Obesity in Adults: Overview of Management & Procedures for Weight Loss




The medical rationale for weight loss is that obesity is a serious, chronic, and progressive disease and is associated with a significant increase in mortality and many health risks including type 2 diabetes mellitus, hypertension, dyslipidemia, and coronary heart disease. The benefits of

procedures for weight loss

include a reduction in the rate of progression from impaired glucose tolerance to diabetes, blood pressure in hypertensive patients, and lipid levels in higher risk patients. Other non-cardiac benefits of weight loss include reductions in urinary incontinence, sleep apnea, and depression, as well as improvements in quality of life, physical functioning, and mobility.

Selection of treatment for people with overweight or obesity is based upon an initial risk assessment.

All patients who would benefit from weight loss should receive counseling on diet, exercise, and goals for weight management from a

weight loss clinic

or

weight loss coach

.

Candidates for pharmacologic therapy include adults with a body mass index (BMI) greater than 30 kg/m2, or a BMI of 27 to 29.9 kg/m2 with comorbidities, who have not met weight loss goals (loss of at least 5 percent of total body weight at three to six months) with a comprehensive lifestyle intervention. The decision to initiate drug therapy should be individualized and made after a careful evaluation of the risks and benefits of all treatment options (lifestyle, pharmacologic, surgical).
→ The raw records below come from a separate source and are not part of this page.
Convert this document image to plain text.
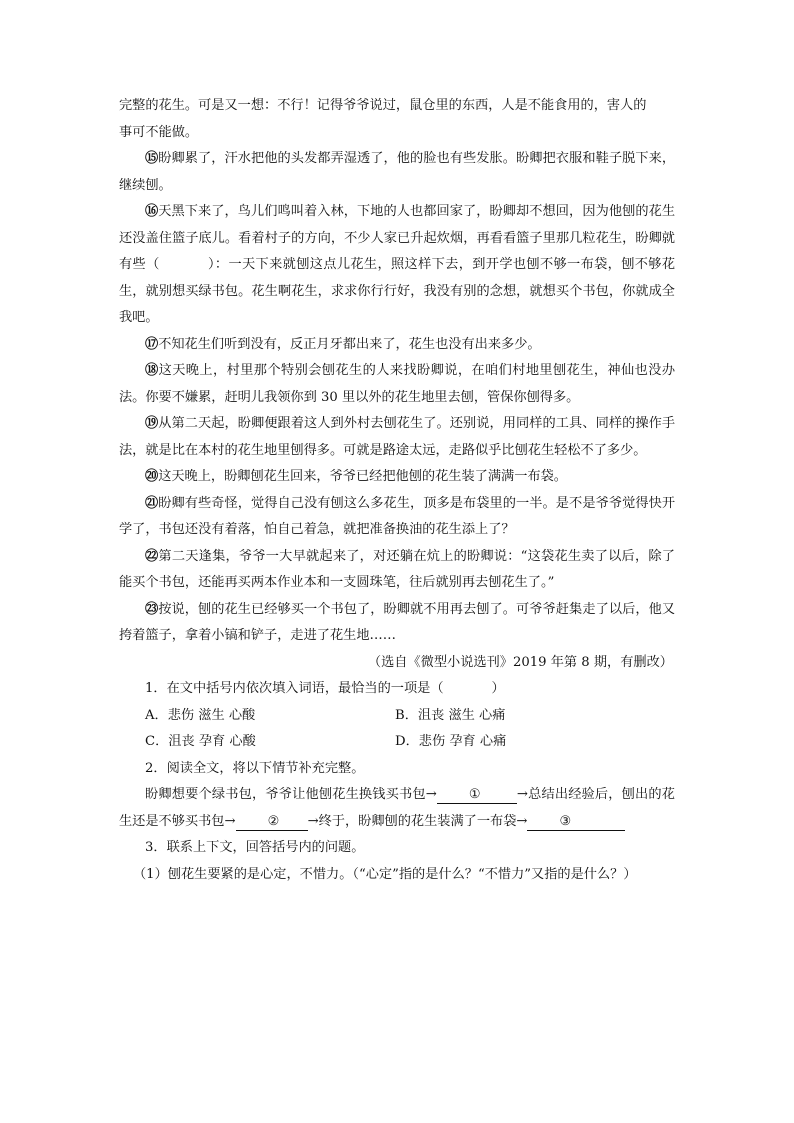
完整的花生。可是又一想：不行！记得爷爷说过，鼠仓里的东西，人是不能食用的，害人的
事可不能做。

⑮盼卿累了，汗水把他的头发都弄湿透了，他的脸也有些发胀。盼卿把衣服和鞋子脱下来，继续刨。

⑯天黑下来了，鸟儿们鸣叫着入林，下地的人也都回家了，盼卿却不想回，因为他刨的花生还没盖住篮子底儿。看着村子的方向，不少人家已升起炊烟，再看看篮子里那几粒花生，盼卿就有些（	）：一天下来就刨这点儿花生，照这样下去，到开学也刨不够一布袋，刨不够花生，就别想买绿书包。花生啊花生，求求你行行好，我没有别的念想，就想买个书包，你就成全我吧。

⑰不知花生们听到没有，反正月牙都出来了，花生也没有出来多少。

⑱这天晚上，村里那个特别会刨花生的人来找盼卿说，在咱们村地里刨花生，神仙也没办法。你要不嫌累，赶明儿我领你到 30 里以外的花生地里去刨，管保你刨得多。

⑲从第二天起，盼卿便跟着这人到外村去刨花生了。还别说，用同样的工具、同样的操作手法，就是比在本村的花生地里刨得多。可就是路途太远，走路似乎比刨花生轻松不了多少。

⑳这天晚上，盼卿刨花生回来，爷爷已经把他刨的花生装了满满一布袋。

㉑盼卿有些奇怪，觉得自己没有刨这么多花生，顶多是布袋里的一半。是不是爷爷觉得快开学了，书包还没有着落，怕自己着急，就把准备换油的花生添上了？

㉒第二天逢集，爷爷一大早就起来了，对还躺在炕上的盼卿说：“这袋花生卖了以后，除了能买个书包，还能再买两本作业本和一支圆珠笔，往后就别再去刨花生了。”

㉓按说，刨的花生已经够买一个书包了，盼卿就不用再去刨了。可爷爷赶集走了以后，他又挎着篮子，拿着小镐和铲子，走进了花生地……

（选自《微型小说选刊》2019 年第 8 期，有删改）

1．在文中括号内依次填入词语，最恰当的一项是（	）

A．悲伤 滋生 心酸	B．沮丧 滋生 心痛
C．沮丧 孕育 心酸	D．悲伤 孕育 心痛

2．阅读全文，将以下情节补充完整。

盼卿想要个绿书包，爷爷让他刨花生换钱买书包→ ①	→总结出经验后，刨出的花生还是不够买书包→ ② →终于，盼卿刨的花生装满了一布袋→ ③

3．联系上下文，回答括号内的问题。

（1）刨花生要紧的是心定，不惜力。（“心定”指的是什么？“不惜力”又指的是什么？）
There are several types of devices approved for use in the treatment of obesity like the

gastric balloon

. The use of one of these devices may be considered for use in those patients in whom medications are ineffective or not tolerated, for those patients who are unable or unwilling to undergo bariatric surgery, or as a bridging therapy prior to bariatric surgery. In referring a patient to receive one of these devices, it is important to note that the BMI indication for each device is different, with a BMI range between 25 to 55 kg/m2.

Candidates for bariatric surgery include adolescents and adults with a BMI ≥40 kg/m2, or a BMI of 35 to 39.9 kg/m2 with at least one serious comorbidity, who have not met weight loss goals with diet, exercise, and drug therapy.

Consumption of a reduced calorie diet, frequent self-weighing, and participation in a lifestyle intervention program are strategies to help maintain weight loss. However, the body appears to have a “set point” of adipose tissue mass, and strategies that assume the effective treatment of obesity is only a matter of an individual’s “willpower” may lead to repeated failure due to the body’s tendency to revert to its set point. Bariatric surgery, which may alter the body’s adipose tissue set point, and extended use of anti-obesity pharmacologic therapy may help address these underlying physiologic changes.